Una riflessione di Emanuela Vinai sulla vocazione per Papa Francesco
Essere felici, liberi, in compagnia. Pubblicità di una vacanza? Slogan per un collettivo? Corso di interazione relazionale? No, la vocazione per Papa Francesco. Vocazione come parola chiave, da preservare e da non lasciare sola, ma da coniugare con queste altre: felicità, libertà, insieme.

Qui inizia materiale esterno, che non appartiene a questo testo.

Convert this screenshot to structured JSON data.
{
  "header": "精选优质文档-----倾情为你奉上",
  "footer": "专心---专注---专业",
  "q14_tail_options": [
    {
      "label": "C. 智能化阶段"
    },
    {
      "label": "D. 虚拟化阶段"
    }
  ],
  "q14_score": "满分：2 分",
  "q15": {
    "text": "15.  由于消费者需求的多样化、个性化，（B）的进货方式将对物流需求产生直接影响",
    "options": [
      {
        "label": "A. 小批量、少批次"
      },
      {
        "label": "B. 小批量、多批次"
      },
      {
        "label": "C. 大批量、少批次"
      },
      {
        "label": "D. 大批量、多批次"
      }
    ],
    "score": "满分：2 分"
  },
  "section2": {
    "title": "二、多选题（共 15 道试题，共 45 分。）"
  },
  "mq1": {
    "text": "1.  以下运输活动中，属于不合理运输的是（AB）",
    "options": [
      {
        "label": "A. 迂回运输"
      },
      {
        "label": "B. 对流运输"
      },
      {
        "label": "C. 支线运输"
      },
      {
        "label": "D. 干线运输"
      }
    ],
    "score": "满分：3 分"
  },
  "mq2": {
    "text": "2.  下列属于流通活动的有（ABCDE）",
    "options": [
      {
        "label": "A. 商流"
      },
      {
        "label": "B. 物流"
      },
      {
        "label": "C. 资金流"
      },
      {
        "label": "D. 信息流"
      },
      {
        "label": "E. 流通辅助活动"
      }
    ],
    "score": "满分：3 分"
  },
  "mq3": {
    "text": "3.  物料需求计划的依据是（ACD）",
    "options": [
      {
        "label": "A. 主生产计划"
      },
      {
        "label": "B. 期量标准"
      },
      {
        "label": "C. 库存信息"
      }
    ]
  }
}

Francesco, l’ottantatreenne più giovane del mondo, sa che, per come viene percepita, “la parola ‘vocazione’ ai giovani può fare paura, perché spesso è stata confusa con un progetto che toglie la libertà”. Tszé!, siete antichi. La verità è che “Dio sostiene sempre fino in fondo la libertà di ciascuno”. Sul serio? Anche di sbagliare? Sì, perché se, come canta il poeta, “Liberi liberi siamo noi, però liberi da che cosa, chissà cos’è”, il Papa nell’esortazione apostolica “Christus vivit”, offre una chiave di lettura straordinaria per la nostra vita scompigliata: “Nulla è frutto di un caos senza senso, ma al contrario tutto può essere inserito in un cammino di risposta al Signore, che ha un progetto stupendo per noi”. E se siamo parte di un progetto è il momento di darsi da fare in prima persona. In fondo qui si parla di noi: non si vorrà mica stare a guardare, a “balconear”?
Francesco dà una decisa strigliata alle ansie e pigrizie che attanagliano la giovinezza (e non solo), e il primo punto all’ordine del giorno è che Nostro Signore ci vuole vivi e inquieti: “Non confondete la felicità con un divano e non passate tutta la vostra vita davanti a uno schermo”. Viviamo nel tempo che cerca di anestetizzare i pensieri e le parole, di omologare e appiattire a un’opinione unica l’anima e il senno di ciascuno, dove ci si parla per messaggio perché guardarsi negli occhi già rivela le fragilità. Uscite e incontrate, non può che far bene.
Nella società dell’immagine, della ricerca della falsa perfezione attraverso l’imitazione di un’illusione, della realizzazione artefatta, Papa Bergoglio la butta giù dura e ci dice che siamo noi a dover trovare la nostra personale strada: “Non sarai santo e realizzato copiando gli altri. E nemmeno imitare i santi significa copiare il loro modo di essere e di vivere la santità”. Perché il traguardo è “diventare più pienamente te stesso, quello che Dio ha voluto sognare e creare, non una fotocopia”. Faticoso? Sì, ma le fotocopie sbiadiscono e si perdono, l’originale scrolla la polvere e riparte.
Eh già, guarda un po’, la vita “non è un tutorial” e nemmeno una app: tocca il rischio di viverla, sporcarsi, ferirsi, cadere, rialzarsi. Vivi e scalcianti alla ricerca della propria strada, della propria vocazione. Altrimenti, prede della paura, diventiamo “soggetti che non vivono” perché “paralizzati, come morti viventi”. Sta a noi scegliere: uomini o zombie?